A quebra de sigilo bancário
A quebra de sigilo bancário
Roberto de Mello Severo
O Brasil, diferentemente da Alemanha, França e de outros países, tem um sistema de sigilo bancário extremamente rígido, que somente pode ser quebrado em situações extremas. A determinação judicial neste sentido atende a dois aspectos de prova, no âmbito penal e no cível. A quebra de sigilo bancário na esfera penal, a título de prova de apropriação indébita de recursos, já está prevista no projeto de lei do novo Código de Processo Penal, em seu artigo 13, inciso IV, alínea C. No Processo Civil, a figura da quebra de sigilo bancário recebe um tratamento obtuso.
O importante é saber que toda ação civil pública que trate sobre desvios de recursos públicos possui um único objetivo, que é o de condenar o réu a devolver o respectivo valor, com seus acréscimos legais. Nada mais.
Para que essa condenação seja eficiente na fase de execução, é imprescindível que se encontrem os bens e é neste ponto que se justifica uma investigação junto a instituições financeiras. Porém, ainda não é o momento apropriado para a quebra de sigilo bancário. Nesta fase impõem-se a decisão de bloquear a movimentação financeira, denominada de constrição judicial executória (penhora) ou cautelar (arresto). Esclareça-se que as ações civis públicas não possuem caráter de execução, não podendo, sob os argumentos acima, utilizar-se de constrição judicial.

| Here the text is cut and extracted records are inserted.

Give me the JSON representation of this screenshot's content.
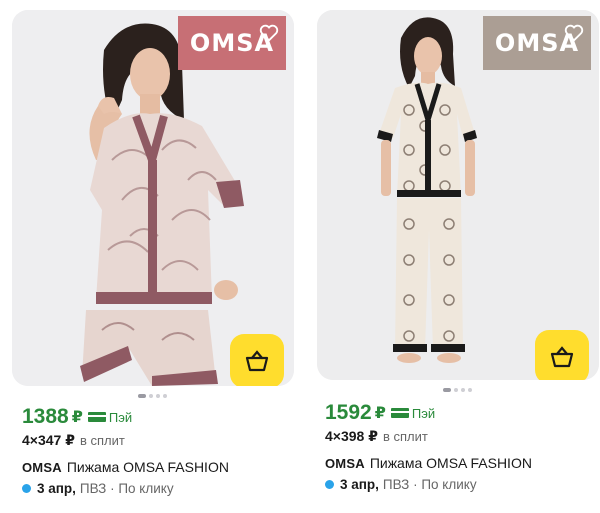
{
  "colors": {
    "price": "#2a8a3b",
    "cart": "#ffdd2d",
    "delivery_dot": "#2aa3e9",
    "brand_tag_1": "#c76f75",
    "brand_tag_2": "#ab9e94"
  },
  "products": [
    {
      "brand_logo": "OMSA",
      "price": "1388",
      "currency": "₽",
      "pay_label": "Пэй",
      "split_count": "4×347 ₽",
      "split_label": "в сплит",
      "brand": "OMSA",
      "title": "Пижама OMSA FASHION",
      "delivery_date": "3 апр,",
      "delivery_rest": "ПВЗ · По клику",
      "cart_icon": "basket-icon"
    },
    {
      "brand_logo": "OMSA",
      "price": "1592",
      "currency": "₽",
      "pay_label": "Пэй",
      "split_count": "4×398 ₽",
      "split_label": "в сплит",
      "brand": "OMSA",
      "title": "Пижама OMSA FASHION",
      "delivery_date": "3 апр,",
      "delivery_rest": "ПВЗ · По клику",
      "cart_icon": "basket-icon"
    }
  ]
}
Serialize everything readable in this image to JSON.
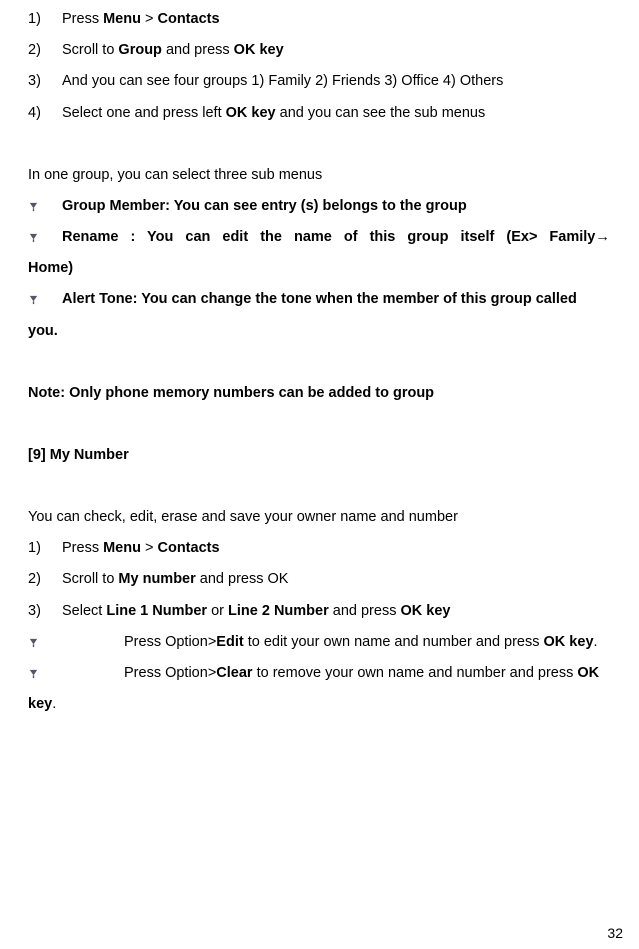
{
  "s1": {
    "n1": "1)",
    "t1a": "Press ",
    "t1b": "Menu",
    "t1c": " > ",
    "t1d": "Contacts",
    "n2": "2)",
    "t2a": "Scroll to ",
    "t2b": "Group",
    "t2c": " and press ",
    "t2d": "OK key",
    "n3": "3)",
    "t3": "And you can see four groups 1) Family 2) Friends 3) Office 4) Others",
    "n4": "4)",
    "t4a": "Select one and press left ",
    "t4b": "OK key",
    "t4c": " and you can see the sub menus"
  },
  "intro": "In one group, you can select three sub menus",
  "b1": "Group Member: You can see entry (s) belongs to the group",
  "b2a": "Rename : You can edit the name of this group itself (Ex> Family→",
  "b2b": "Home)",
  "b3a": "Alert Tone: You can change the tone when the member of this group called",
  "b3b": "you.",
  "note": "Note: Only phone memory numbers can be added to group",
  "heading": "[9]    My Number",
  "desc": "You can check, edit, erase and save your owner name and number",
  "s2": {
    "n1": "1)",
    "t1a": "Press ",
    "t1b": "Menu",
    "t1c": " > ",
    "t1d": "Contacts",
    "n2": "2)",
    "t2a": "Scroll to ",
    "t2b": "My number",
    "t2c": " and press OK",
    "n3": "3)",
    "t3a": "Select ",
    "t3b": "Line 1 Number",
    "t3c": " or ",
    "t3d": "Line 2 Number",
    "t3e": " and press ",
    "t3f": "OK key"
  },
  "b4a": "Press Option>",
  "b4b": "Edit",
  "b4c": " to edit your own name and number and press ",
  "b4d": "OK key",
  "b4e": ".",
  "b5a": "Press Option>",
  "b5b": "Clear",
  "b5c": " to remove your own name and number and press ",
  "b5d": "OK",
  "b5e": "key",
  "b5f": ".",
  "page_num": "32"
}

O tema enfrentado pela óptica jurídica induz à conclusão de que a quebra de sigilo bancário, como medida preparatória, é providência que dentro do processo civil, principalmente nas ações civis públicas não induz a resultado prático algum, trazendo outrossim apenas constrangimento ao réu e eventual exposição pública de documentos que, por essência, requerem sigilo total.
Nem mesmo se pode utilizar a argumentação de que a prova do desvio de recursos se materializa com a quebra prévia do sigilo bancário, pois caso este seja efetivamente necessário para reais efeitos de prova, seu momento se dá na fase de instrução processual, que é muito posterior ao início do processo, nunca anterior.
É verdade que há um procedimento cautelar, denominado de produção antecipada de provas ou ad perpetuam rei memoriam, previsto no artigo 846 do Código de Processo Civil, em que é permitido pleitear produção de provas, independente de uma ação futura, desde que demonstrado o risco de desaparecimento da prova que se quer perpetuar. É notório que a movimentação financeira em instituição bancária, permanece microfilmada por no mínimo dez anos, o que foi disposto pela Lei 5.433/68, pelo Decreto 1.799/96 e pela Resolução do Banco Central do Brasil nº 913/74.
Uma vez realizada a quebra do sigilo bancário, deveria ser o processo automaticamente convertido em sigiloso, porque as informações ali contidas não poderão ser acessíveis ao público, de forma a preservar aqueles que eventualmente possam ser considerados não responsáveis pelos atos que lhes são impostos.
A circunstância primordial é que os sigilos sejam mantidos no processo cível, até que se tenham indícios dentro do processo já instaurado, de que tal procedimento se faz imprescindível à produção de provas. Quebrar sigilo bancário antes de instaurar-se o processo, ou em seu início, somente se justifica quando o prazo de arquivo das microfilmagens estiver quase esgotado, com iminente risco de se perderem as informações.
Alguns pontos podem, pois, serem estabelecidos: 1. A quebra de sigilo bancário é medida excepcional, podendo ser deferida dentro do processo, em fase de instrução processual. E nunca antes da existência do processo ou em seu início, salvo quando houver risco de se escoar o prazo legal da microfilmagem das informações; 2. Em sendo deferida a quebra de sigilo bancário, é imprescindível que seja determinado o segredo de justiça enquanto permanecerem os documentos relativos à quebra dentro dos autos do processo; 3. A ação civil pública, nos casos de desvio de recursos ou malversação de dinheiro público, tem o objetivo único de condenar o réu à devolução da importância, com seus acréscimos. O expediente efetivo para se evitar desvios de bens se perfaz em arresto, e não em quebra de sigilo bancário.
É importante que se dê o máximo de elementos a um processo, através de amplas investigações, especialmente quando se discute malversação de recursos públicos. Mas é imprescindível que, a despeito da busca pelo bom processo, não se confundam institutos jurídicos desconectados com a efetividade.